Bayesian inference can be used to produce phylogenetic trees in a manner closely related to the maximum likelihood methods. Bayesian methods assume a prior probability distribution of the possible trees, which may simply be the probability of any one tree among all the possible trees that could be generated from the data, or may be a more sophisticated estimate derived from the assumption that divergence events such as speciation occur as stochastic processes. The choice of prior distribution is a point of contention among users of Bayesian-inference phylogenetics methods.
Implementations of Bayesian methods generally use Markov chain Monte Carlo sampling algorithms, although the choice of move set varies; selections used in Bayesian phylogenetics include circularly permuting leaf nodes of a proposed tree at each step and swapping descendant subtrees of a random internal node between two related trees. The use of Bayesian methods in phylogenetics has been controversial, largely due to incomplete specification of the choice of move set, acceptance criterion, and prior distribution in published work. Bayesian methods are generally held to be superior to parsimony-based methods; they can be more prone to long-branch attraction than maximum likelihood techniques, although they are better able to accommodate missing data.
Some tools that use Bayesian inference to infer phylogenetic trees from variant allelic frequency data (VAFs) include Canopy, EXACT, and PhyloWGS.
Bayesian analysis is to calculate posterior probability of two joint events by using the prior probability and conditional probability values using the following simplified formula:
Posterior probability=(Prior probability ∗ Conditional likelihood )/Total probability
In Bayesian tree selection, the prior probability is the probability for all possible topologies before analysis.

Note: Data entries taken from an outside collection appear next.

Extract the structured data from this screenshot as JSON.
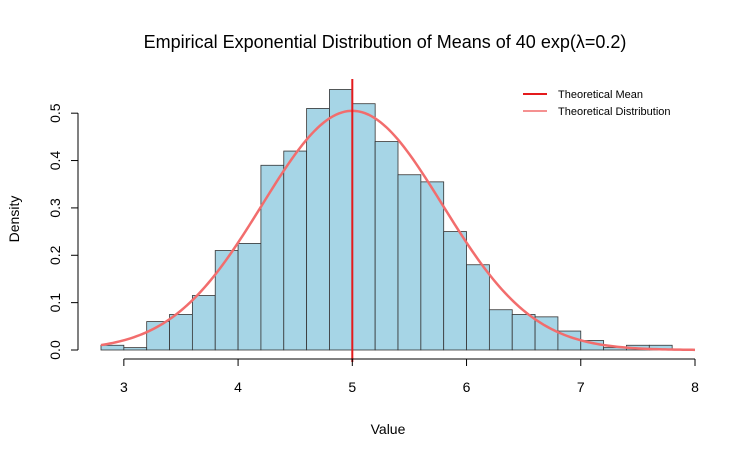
{
  "chart_data": {
    "type": "bar",
    "title": "Empirical Exponential Distribution of Means of 40 exp(λ=0.2)",
    "xlabel": "Value",
    "ylabel": "Density",
    "xlim": [
      2.8,
      8.0
    ],
    "ylim": [
      0.0,
      0.55
    ],
    "xticks": [
      "3",
      "4",
      "5",
      "6",
      "7",
      "8"
    ],
    "yticks": [
      "0.0",
      "0.1",
      "0.2",
      "0.3",
      "0.4",
      "0.5"
    ],
    "bin_width": 0.2,
    "bins": [
      {
        "x0": 2.8,
        "x1": 3.0,
        "density": 0.01
      },
      {
        "x0": 3.0,
        "x1": 3.2,
        "density": 0.005
      },
      {
        "x0": 3.2,
        "x1": 3.4,
        "density": 0.06
      },
      {
        "x0": 3.4,
        "x1": 3.6,
        "density": 0.075
      },
      {
        "x0": 3.6,
        "x1": 3.8,
        "density": 0.115
      },
      {
        "x0": 3.8,
        "x1": 4.0,
        "density": 0.21
      },
      {
        "x0": 4.0,
        "x1": 4.2,
        "density": 0.225
      },
      {
        "x0": 4.2,
        "x1": 4.4,
        "density": 0.39
      },
      {
        "x0": 4.4,
        "x1": 4.6,
        "density": 0.42
      },
      {
        "x0": 4.6,
        "x1": 4.8,
        "density": 0.51
      },
      {
        "x0": 4.8,
        "x1": 5.0,
        "density": 0.55
      },
      {
        "x0": 5.0,
        "x1": 5.2,
        "density": 0.52
      },
      {
        "x0": 5.2,
        "x1": 5.4,
        "density": 0.44
      },
      {
        "x0": 5.4,
        "x1": 5.6,
        "density": 0.37
      },
      {
        "x0": 5.6,
        "x1": 5.8,
        "density": 0.355
      },
      {
        "x0": 5.8,
        "x1": 6.0,
        "density": 0.25
      },
      {
        "x0": 6.0,
        "x1": 6.2,
        "density": 0.18
      },
      {
        "x0": 6.2,
        "x1": 6.4,
        "density": 0.085
      },
      {
        "x0": 6.4,
        "x1": 6.6,
        "density": 0.075
      },
      {
        "x0": 6.6,
        "x1": 6.8,
        "density": 0.07
      },
      {
        "x0": 6.8,
        "x1": 7.0,
        "density": 0.04
      },
      {
        "x0": 7.0,
        "x1": 7.2,
        "density": 0.02
      },
      {
        "x0": 7.2,
        "x1": 7.4,
        "density": 0.005
      },
      {
        "x0": 7.4,
        "x1": 7.6,
        "density": 0.01
      },
      {
        "x0": 7.6,
        "x1": 7.8,
        "density": 0.01
      }
    ],
    "theoretical_mean": 5,
    "theoretical_distribution": {
      "mean": 5,
      "sd": 0.79,
      "x_range": [
        2.8,
        8.0
      ]
    },
    "legend": {
      "placement": "top-right",
      "entries": [
        {
          "label": "Theoretical Mean",
          "color": "#e41a1c"
        },
        {
          "label": "Theoretical Distribution",
          "color": "#f26d6d"
        }
      ]
    },
    "colors": {
      "bar_fill": "#a6d5e6",
      "bar_stroke": "#333333",
      "mean_line": "#e41a1c",
      "density_curve": "#f26d6d"
    }
  }
}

The probability for each of these topologies is equal before tree building. The conditional probability is the substitution frequency of characters observed from the sequence alignment. These two pieces of information are used as a condition by the Bayesian algorithm to search for the most probable trees that best satisfy the so bservations. The tree search incorporates an iterative random sampling strategy based on the Markov chain Monte Carlo (MCMC) procedure. MCMC is designed as a “hill-climbing” procedure, seeking higher and higher likelihood scores while searching for tree topologies, although occasionally it goes downhill because of the random nature of the search. Overtime, high-scoring trees are sampled more often than low-scoring trees. When MCMC reaches high scored regions, a set of near optimal trees are selected to construct a consensus tree. In the end, the Bayesian method can achieve the same or even better performance than the complete ML method, but is much faster than regular ML and is able to handle very large datasets.
However, the Bayesian method produces hundreds or thousands of optimal or near-optimal trees with 88% to 90% probability to represent the reality. Thus, the latter approach has a better chance over all to guess the true tree correctly.